Was Uncle Frank, French or German?  Actually, he was something in-between.

I checked the 1891 census to see that Frank’s father, Ferdinand Walter, emigrated to Canada in 1878, a few years after the Franco Prussian war, when Alsace was turned over to the Germans in the Treaty of Frankfurt, 1871. He is listed as “French” and “Catholic.”

I further learned that in 1872 residents of Alsace who wanted to remain French citizens had to make French Citizenship Declarations or automatically become German citizens. These declarations have been digitized and are available on Ancestry with an explanation. Apparently, there were 124 Walters from Alsace who were determined to keep their French citizenship. Five are listed under Francois.

I wonder if most in the Walter clan wanted to remain French.  That would take a lot more research.

In the end, I picked up some interesting European history while I learned a rather boring truth about my still very uncontroversial “French” Uncle Frank Walter – the “W” pronounced like a V.

Sorry if I led you to believe otherwise.

Still, I wonder how my young uncle felt in 1916 going  back ‘home’ to shoot at his cousins.
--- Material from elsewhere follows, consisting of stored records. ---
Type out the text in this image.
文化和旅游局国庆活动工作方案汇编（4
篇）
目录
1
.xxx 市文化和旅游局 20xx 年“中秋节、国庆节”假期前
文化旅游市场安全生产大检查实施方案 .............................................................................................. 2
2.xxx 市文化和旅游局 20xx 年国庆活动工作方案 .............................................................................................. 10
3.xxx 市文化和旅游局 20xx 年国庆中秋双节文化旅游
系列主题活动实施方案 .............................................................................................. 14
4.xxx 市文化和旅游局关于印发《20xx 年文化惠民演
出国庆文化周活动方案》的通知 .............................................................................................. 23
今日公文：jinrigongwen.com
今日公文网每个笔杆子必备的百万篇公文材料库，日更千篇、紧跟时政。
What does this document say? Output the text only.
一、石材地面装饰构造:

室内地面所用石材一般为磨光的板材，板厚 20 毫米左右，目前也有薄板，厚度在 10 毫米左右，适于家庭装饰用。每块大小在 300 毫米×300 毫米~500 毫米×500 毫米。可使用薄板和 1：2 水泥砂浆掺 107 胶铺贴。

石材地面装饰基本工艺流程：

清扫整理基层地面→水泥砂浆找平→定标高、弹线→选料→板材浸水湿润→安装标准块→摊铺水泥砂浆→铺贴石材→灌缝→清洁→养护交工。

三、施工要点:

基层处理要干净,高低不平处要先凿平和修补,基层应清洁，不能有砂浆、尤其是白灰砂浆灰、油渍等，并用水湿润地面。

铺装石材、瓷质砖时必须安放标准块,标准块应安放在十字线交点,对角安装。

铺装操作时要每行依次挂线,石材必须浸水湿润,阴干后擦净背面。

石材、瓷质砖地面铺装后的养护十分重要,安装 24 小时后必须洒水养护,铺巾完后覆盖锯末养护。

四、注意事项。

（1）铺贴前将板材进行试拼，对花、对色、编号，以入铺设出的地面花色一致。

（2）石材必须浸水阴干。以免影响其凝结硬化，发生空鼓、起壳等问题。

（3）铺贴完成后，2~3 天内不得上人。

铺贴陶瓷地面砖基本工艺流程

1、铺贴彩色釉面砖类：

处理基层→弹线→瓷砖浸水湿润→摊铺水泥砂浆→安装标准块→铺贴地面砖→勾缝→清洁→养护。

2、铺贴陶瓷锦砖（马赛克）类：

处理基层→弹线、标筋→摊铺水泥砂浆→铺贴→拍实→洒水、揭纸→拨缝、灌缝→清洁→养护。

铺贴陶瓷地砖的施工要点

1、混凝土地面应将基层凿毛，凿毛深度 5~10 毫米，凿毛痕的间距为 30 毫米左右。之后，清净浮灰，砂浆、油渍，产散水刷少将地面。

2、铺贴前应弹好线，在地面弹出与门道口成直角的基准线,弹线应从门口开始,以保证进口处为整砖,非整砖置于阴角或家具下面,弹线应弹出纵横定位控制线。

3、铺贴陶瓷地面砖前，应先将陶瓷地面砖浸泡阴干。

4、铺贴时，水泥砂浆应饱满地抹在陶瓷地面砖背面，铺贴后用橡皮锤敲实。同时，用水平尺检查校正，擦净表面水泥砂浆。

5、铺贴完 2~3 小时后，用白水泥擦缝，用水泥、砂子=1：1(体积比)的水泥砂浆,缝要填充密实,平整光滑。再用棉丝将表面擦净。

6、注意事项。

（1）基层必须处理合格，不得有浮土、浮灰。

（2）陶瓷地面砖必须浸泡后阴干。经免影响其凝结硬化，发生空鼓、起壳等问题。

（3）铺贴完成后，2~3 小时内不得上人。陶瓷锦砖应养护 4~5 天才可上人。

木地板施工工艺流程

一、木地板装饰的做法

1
Perhaps it was just business-as-usual. Alsace-Lorraine was been the site of a vicious tug-of-war between Germany and France for generations.

Ferdinand

Ferdinand’s pretty signature on his wedding certificate.

  1. Notre Dame des Neiges Cemetery: Locate a deceased person. https://www.cimetierenotredamedesneiges.ca/en/recherche-defunt
  2. Ancestry.ca. Quebec, Canada, Vital and Church Records, (Drouin Collection) 1621-1968. Marriage and death.
  3. Ancestry.ca. Quebec, Canada, Vital and Church Records, (Drouin Collection) 1621-1968. Marriage and death.
  4. Ancestry. ca. Quebec, Canada, Vital and Church Records, (Drouin Collection) 1621-1968. Marriage and death.